The ComboBox control is very
useful in a variety of situations, but many programmers aren’t making the most
of it because they don’t understand how its Style
property works.

Doing it with style

By default, a ComboBox control’s Style property is set to vbComboDropDown
(value = 0). This is the default style because it results in a ComboBox that works the way programmers usually want it to
work. The control displays as a single-line text box with a down arrow at the
right side. The user can type directly into the control or, by clicking the
arrow, can select from the predefined items that have been loaded into the
control.

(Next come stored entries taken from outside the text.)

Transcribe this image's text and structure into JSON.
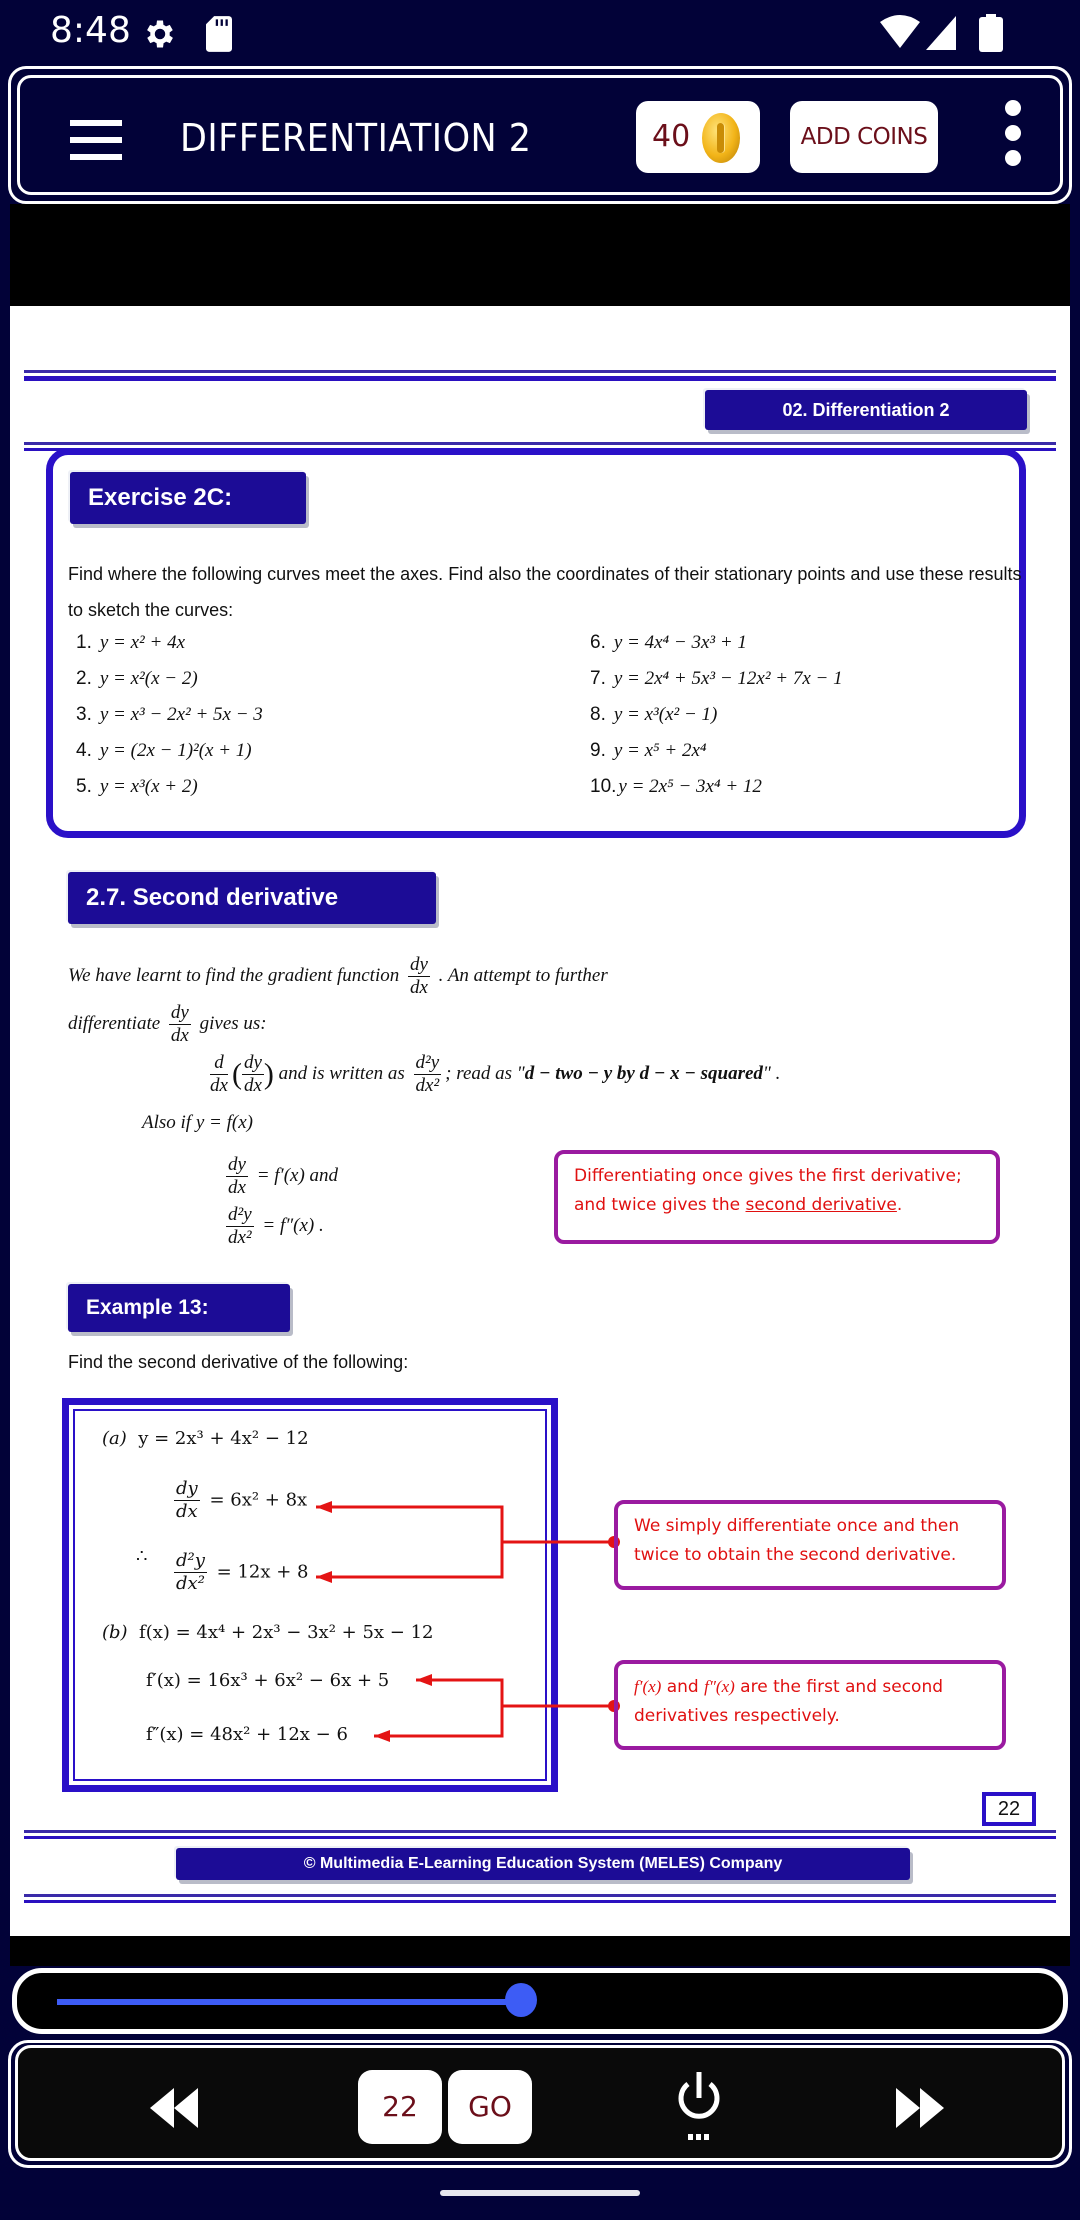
{
  "status_bar": {
    "time": "8:48",
    "icons_left": [
      "settings-gear-icon",
      "sd-card-icon"
    ],
    "icons_right": [
      "wifi-icon",
      "cellular-signal-icon",
      "battery-icon"
    ]
  },
  "header": {
    "title": "DIFFERENTIATION 2",
    "coins": "40",
    "add_coins_label": "ADD COINS",
    "colors": {
      "bar_bg": "#020238",
      "button_text": "#6b0f1a"
    }
  },
  "page": {
    "chapter_label": "02. Differentiation 2",
    "exercise": {
      "title": "Exercise 2C:",
      "intro": "Find where the following curves meet the axes. Find also the coordinates of their stationary points and use these results to sketch the curves:",
      "items": [
        {
          "num": "1.",
          "eq": "y = x² + 4x"
        },
        {
          "num": "2.",
          "eq": "y = x²(x − 2)"
        },
        {
          "num": "3.",
          "eq": "y = x³ − 2x² + 5x − 3"
        },
        {
          "num": "4.",
          "eq": "y = (2x − 1)²(x + 1)"
        },
        {
          "num": "5.",
          "eq": "y = x³(x + 2)"
        },
        {
          "num": "6.",
          "eq": "y = 4x⁴ − 3x³ + 1"
        },
        {
          "num": "7.",
          "eq": "y = 2x⁴ + 5x³ − 12x² + 7x − 1"
        },
        {
          "num": "8.",
          "eq": "y = x³(x² − 1)"
        },
        {
          "num": "9.",
          "eq": "y = x⁵ + 2x⁴"
        },
        {
          "num": "10.",
          "eq": "y = 2x⁵ − 3x⁴ + 12"
        }
      ]
    },
    "section": {
      "title": "2.7. Second derivative",
      "line1_a": "We have learnt to find the gradient function",
      "line1_b": ".  An attempt to further",
      "line2_a": "differentiate",
      "line2_b": "gives us:",
      "line3_a": "and is written as",
      "line3_b": "; read as \"",
      "line3_bold": "d − two − y  by  d − x − squared",
      "line3_c": "\" .",
      "frac_d": "d",
      "frac_dy": "dy",
      "frac_dx": "dx",
      "frac_d2y": "d²y",
      "frac_dx2": "dx²",
      "also_if": "Also if   y   =   f(x)",
      "eq_first": "=  f′(x)    and",
      "eq_second": "=  f″(x) .",
      "note": {
        "text_a": "Differentiating once gives the first derivative; and twice gives the ",
        "underlined": "second derivative",
        "text_b": "."
      }
    },
    "example": {
      "title": "Example 13:",
      "intro": "Find the second derivative of the following:",
      "part_a": {
        "label": "(a)",
        "eq": "y = 2x³ +  4x² − 12",
        "first": "= 6x² +  8x",
        "therefore": "∴",
        "second": "= 12x + 8"
      },
      "part_b": {
        "label": "(b)",
        "eq": "f(x)  =   4x⁴ +  2x³ − 3x² + 5x − 12",
        "first": "f′(x)  =  16x³ +  6x² − 6x + 5",
        "second": "f″(x) =  48x²  + 12x − 6"
      },
      "note_a": "We simply differentiate once and then twice to obtain the second derivative.",
      "note_b_f1": "f′(x)",
      "note_b_and": " and ",
      "note_b_f2": "f″(x)",
      "note_b_rest": " are the first and second derivatives respectively."
    },
    "page_number": "22",
    "copyright": "© Multimedia E-Learning Education System (MELES) Company",
    "colors": {
      "accent": "#2a10c8",
      "chip_bg": "#1c0c96",
      "note_border": "#9a1aa0",
      "note_text": "#e01010"
    }
  },
  "slider": {
    "progress_fraction": 0.48,
    "color": "#3d5cf5"
  },
  "nav": {
    "page_input_value": "22",
    "go_label": "GO"
  }
}
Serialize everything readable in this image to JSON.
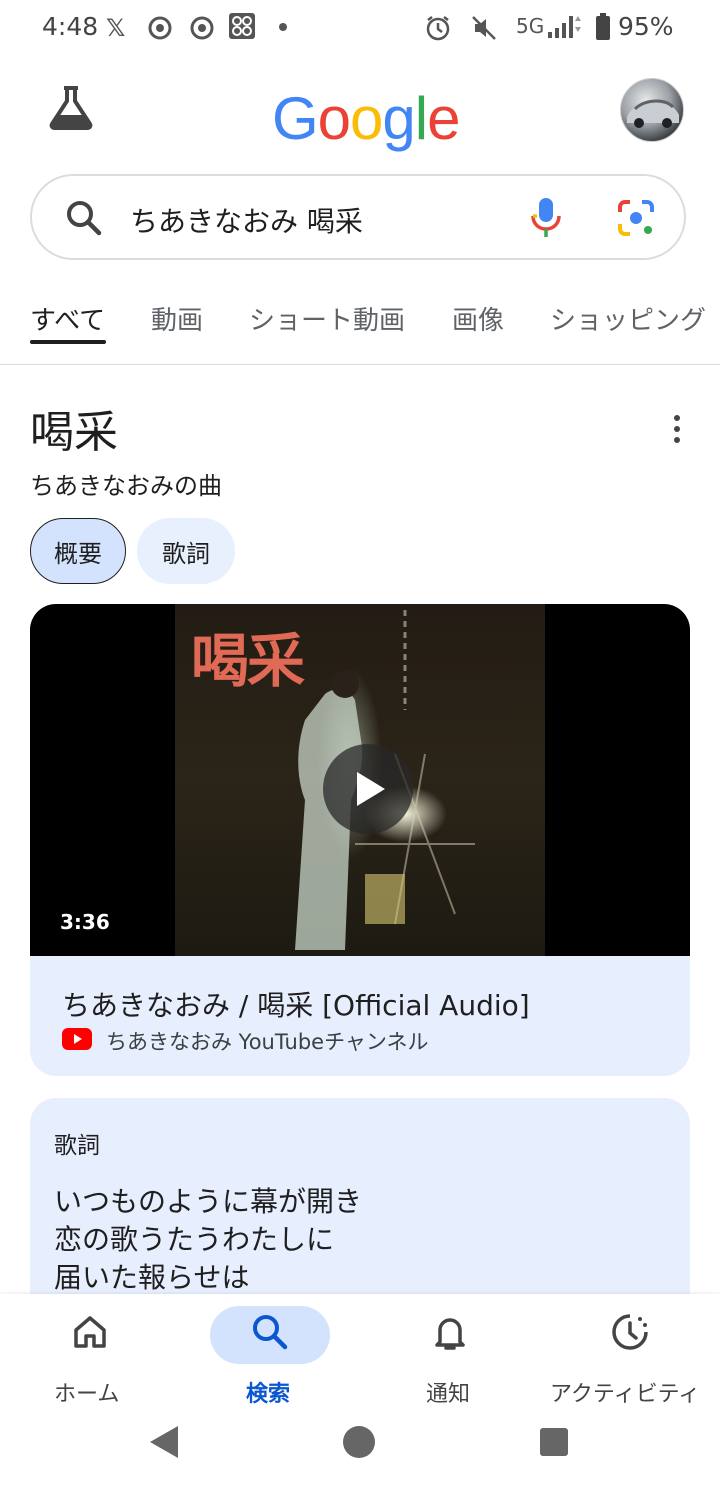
{
  "status_bar": {
    "time": "4:48",
    "network": "5G",
    "battery": "95%"
  },
  "header": {
    "logo_letters": [
      {
        "ch": "G",
        "color": "#4285F4"
      },
      {
        "ch": "o",
        "color": "#EA4335"
      },
      {
        "ch": "o",
        "color": "#FBBC05"
      },
      {
        "ch": "g",
        "color": "#4285F4"
      },
      {
        "ch": "l",
        "color": "#34A853"
      },
      {
        "ch": "e",
        "color": "#EA4335"
      }
    ]
  },
  "search": {
    "query": "ちあきなおみ 喝采"
  },
  "tabs": [
    {
      "label": "すべて",
      "active": true
    },
    {
      "label": "動画"
    },
    {
      "label": "ショート動画"
    },
    {
      "label": "画像"
    },
    {
      "label": "ショッピング"
    }
  ],
  "knowledge": {
    "title": "喝采",
    "subtitle": "ちあきなおみの曲",
    "chips": [
      "概要",
      "歌詞"
    ]
  },
  "video": {
    "thumb_title": "喝采",
    "duration": "3:36",
    "title": "ちあきなおみ / 喝采 [Official Audio]",
    "channel": "ちあきなおみ YouTubeチャンネル"
  },
  "lyrics": {
    "heading": "歌詞",
    "lines": [
      "いつものように幕が開き",
      "恋の歌うたうわたしに",
      "届いた報らせは"
    ]
  },
  "bottom_nav": [
    {
      "label": "ホーム",
      "icon": "home-icon"
    },
    {
      "label": "検索",
      "icon": "search-icon",
      "active": true
    },
    {
      "label": "通知",
      "icon": "bell-icon"
    },
    {
      "label": "アクティビティ",
      "icon": "activity-icon"
    }
  ],
  "colors": {
    "accent": "#0b57d0",
    "chip_bg": "#d3e3fd",
    "card_bg": "#e7eefe"
  }
}
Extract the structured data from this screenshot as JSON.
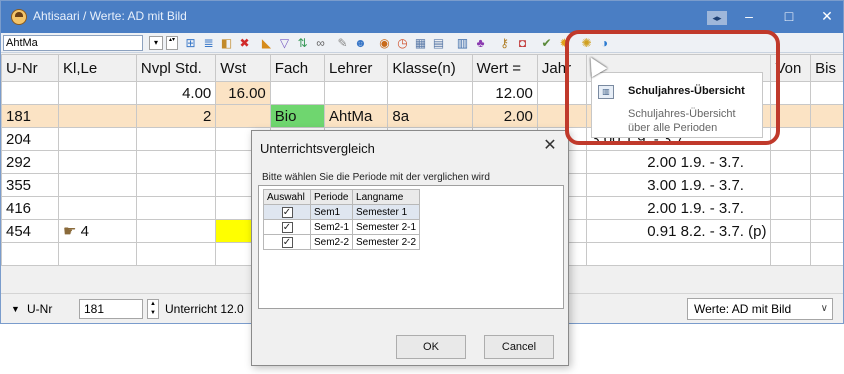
{
  "window": {
    "title": "Ahtisaari / Werte: AD mit Bild",
    "nav_label": "◂▸",
    "min_label": "–",
    "max_label": "□",
    "close_label": "✕"
  },
  "toolbar": {
    "combo_value": "AhtMa",
    "combo_arrow": "▾",
    "spin": "▴▾"
  },
  "grid": {
    "headers": [
      "U-Nr",
      "Kl,Le",
      "Nvpl Std.",
      "Wst",
      "Fach",
      "Lehrer",
      "Klasse(n)",
      "Wert =",
      "Jahr",
      "",
      "Von",
      "Bis"
    ],
    "totals": {
      "nvpl": "4.00",
      "wst": "16.00",
      "wert": "12.00"
    },
    "rows": [
      {
        "unr": "181",
        "nvpl": "2",
        "fach": "Bio",
        "lehrer": "AhtMa",
        "klasse": "8a",
        "wert": "2.00",
        "jahr": "",
        "zeit": "",
        "selected": true
      },
      {
        "unr": "204",
        "nvpl": "",
        "fach": "",
        "lehrer": "",
        "klasse": "",
        "wert": "",
        "jahr": "",
        "zeit": "3.00 1.9. - 3.7."
      },
      {
        "unr": "292",
        "nvpl": "",
        "fach": "",
        "lehrer": "",
        "klasse": "",
        "wert": "",
        "jahr": "",
        "zeit": "2.00 1.9. - 3.7."
      },
      {
        "unr": "355",
        "nvpl": "",
        "fach": "",
        "lehrer": "",
        "klasse": "",
        "wert": "",
        "jahr": "",
        "zeit": "3.00 1.9. - 3.7."
      },
      {
        "unr": "416",
        "nvpl": "",
        "fach": "",
        "lehrer": "",
        "klasse": "",
        "wert": "",
        "jahr": "",
        "zeit": "2.00 1.9. - 3.7."
      },
      {
        "unr": "454",
        "nvpl": "4",
        "fach": "",
        "lehrer": "",
        "klasse": "",
        "wert": "",
        "jahr": "",
        "zeit": "0.91 8.2. - 3.7. (p)"
      }
    ]
  },
  "statusbar": {
    "label": "U-Nr",
    "value": "181",
    "unterricht": "Unterricht 12.0",
    "select_value": "Werte: AD mit Bild",
    "select_arrow": "∨"
  },
  "dialog": {
    "title": "Unterrichtsvergleich",
    "close": "✕",
    "prompt": "Bitte wählen Sie die Periode mit der verglichen wird",
    "columns": [
      "Auswahl",
      "Periode",
      "Langname"
    ],
    "rows": [
      {
        "periode": "Sem1",
        "langname": "Semester 1",
        "checked": true
      },
      {
        "periode": "Sem2-1",
        "langname": "Semester 2-1",
        "checked": true
      },
      {
        "periode": "Sem2-2",
        "langname": "Semester 2-2",
        "checked": true
      }
    ],
    "check_mark": "✓",
    "ok": "OK",
    "cancel": "Cancel"
  },
  "tooltip": {
    "title": "Schuljahres-Übersicht",
    "description": "Schuljahres-Übersicht über alle Perioden"
  },
  "colors": {
    "titlebar": "#4a7ec4",
    "selected_row": "#fbe3c4",
    "fach_green": "#6fd66f",
    "highlight_yellow": "#ffff00",
    "annotation_red": "#c0392b"
  }
}
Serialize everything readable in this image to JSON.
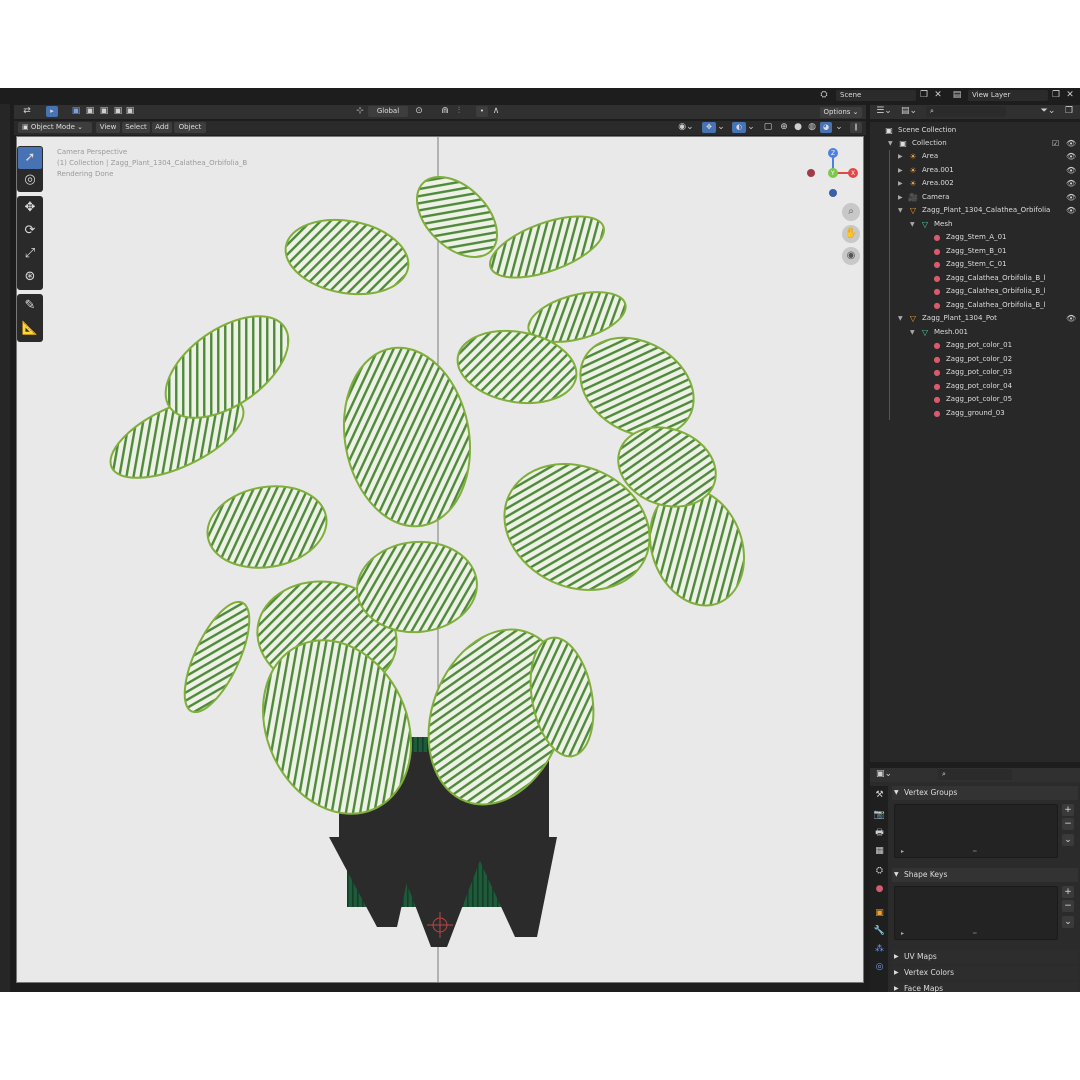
{
  "topbar": {
    "scene_label": "Scene",
    "view_layer_label": "View Layer"
  },
  "viewport_header": {
    "transform_orientation": "Global",
    "mode": "Object Mode",
    "menus": [
      "View",
      "Select",
      "Add",
      "Object"
    ],
    "options_label": "Options"
  },
  "viewport": {
    "line1": "Camera Perspective",
    "line2": "(1) Collection | Zagg_Plant_1304_Calathea_Orbifolia_B",
    "line3": "Rendering Done",
    "gizmo": {
      "z": "Z",
      "x": "X",
      "y": "Y"
    }
  },
  "outliner": {
    "scene_collection": "Scene Collection",
    "collection": "Collection",
    "objects": [
      {
        "label": "Area",
        "indent": 2,
        "icon": "light-icon"
      },
      {
        "label": "Area.001",
        "indent": 2,
        "icon": "light-icon"
      },
      {
        "label": "Area.002",
        "indent": 2,
        "icon": "light-icon"
      },
      {
        "label": "Camera",
        "indent": 2,
        "icon": "camera-icon"
      },
      {
        "label": "Zagg_Plant_1304_Calathea_Orbifolia",
        "indent": 2,
        "icon": "mesh-object-icon"
      },
      {
        "label": "Mesh",
        "indent": 3,
        "icon": "mesh-data-icon"
      },
      {
        "label": "Zagg_Stem_A_01",
        "indent": 4,
        "icon": "material-icon"
      },
      {
        "label": "Zagg_Stem_B_01",
        "indent": 4,
        "icon": "material-icon"
      },
      {
        "label": "Zagg_Stem_C_01",
        "indent": 4,
        "icon": "material-icon"
      },
      {
        "label": "Zagg_Calathea_Orbifolia_B_l",
        "indent": 4,
        "icon": "material-icon"
      },
      {
        "label": "Zagg_Calathea_Orbifolia_B_l",
        "indent": 4,
        "icon": "material-icon"
      },
      {
        "label": "Zagg_Calathea_Orbifolia_B_l",
        "indent": 4,
        "icon": "material-icon"
      },
      {
        "label": "Zagg_Plant_1304_Pot",
        "indent": 2,
        "icon": "mesh-object-icon"
      },
      {
        "label": "Mesh.001",
        "indent": 3,
        "icon": "mesh-data-icon"
      },
      {
        "label": "Zagg_pot_color_01",
        "indent": 4,
        "icon": "material-icon"
      },
      {
        "label": "Zagg_pot_color_02",
        "indent": 4,
        "icon": "material-icon"
      },
      {
        "label": "Zagg_pot_color_03",
        "indent": 4,
        "icon": "material-icon"
      },
      {
        "label": "Zagg_pot_color_04",
        "indent": 4,
        "icon": "material-icon"
      },
      {
        "label": "Zagg_pot_color_05",
        "indent": 4,
        "icon": "material-icon"
      },
      {
        "label": "Zagg_ground_03",
        "indent": 4,
        "icon": "material-icon"
      }
    ]
  },
  "properties": {
    "vertex_groups": "Vertex Groups",
    "shape_keys": "Shape Keys",
    "uv_maps": "UV Maps",
    "vertex_colors": "Vertex Colors",
    "face_maps": "Face Maps"
  },
  "colors": {
    "accent": "#4772b3",
    "light_icon": "#e8a24a",
    "material_icon": "#d75a6d",
    "mesh_icon": "#4fd1a1",
    "object_icon": "#f0a030"
  }
}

This style saves screen real estate because the list of items is hidden
until the user clicks the arrow.

Setting the Style
property to vbComboSimple
(value = 1) results in a control that looks like a text box above a list box.
As with the default style, the user can type in the text box or select from the
list. The advantage is that the list always makes the available choices visible
to the user. The disadvantage is that the control takes up more room on the
screen.

The third ComboBox style is vbComboDrop-DownList
(value = 2). When you select this style, theComboBox displays the same way as with the
default style (i.e., a single-line text box with a down arrow at the right
side). The variation is in the behavior; the user cannot type data into the
control–he or she must select from the list. In other words, a ComboBox with the Style
property set to vbComboDrop-DownList
looks like a ComboBox but acts like a ListBox.

By understanding how a ComboBox
control’s Style property affects its
behavior and appearance, you can select the best setting for your application.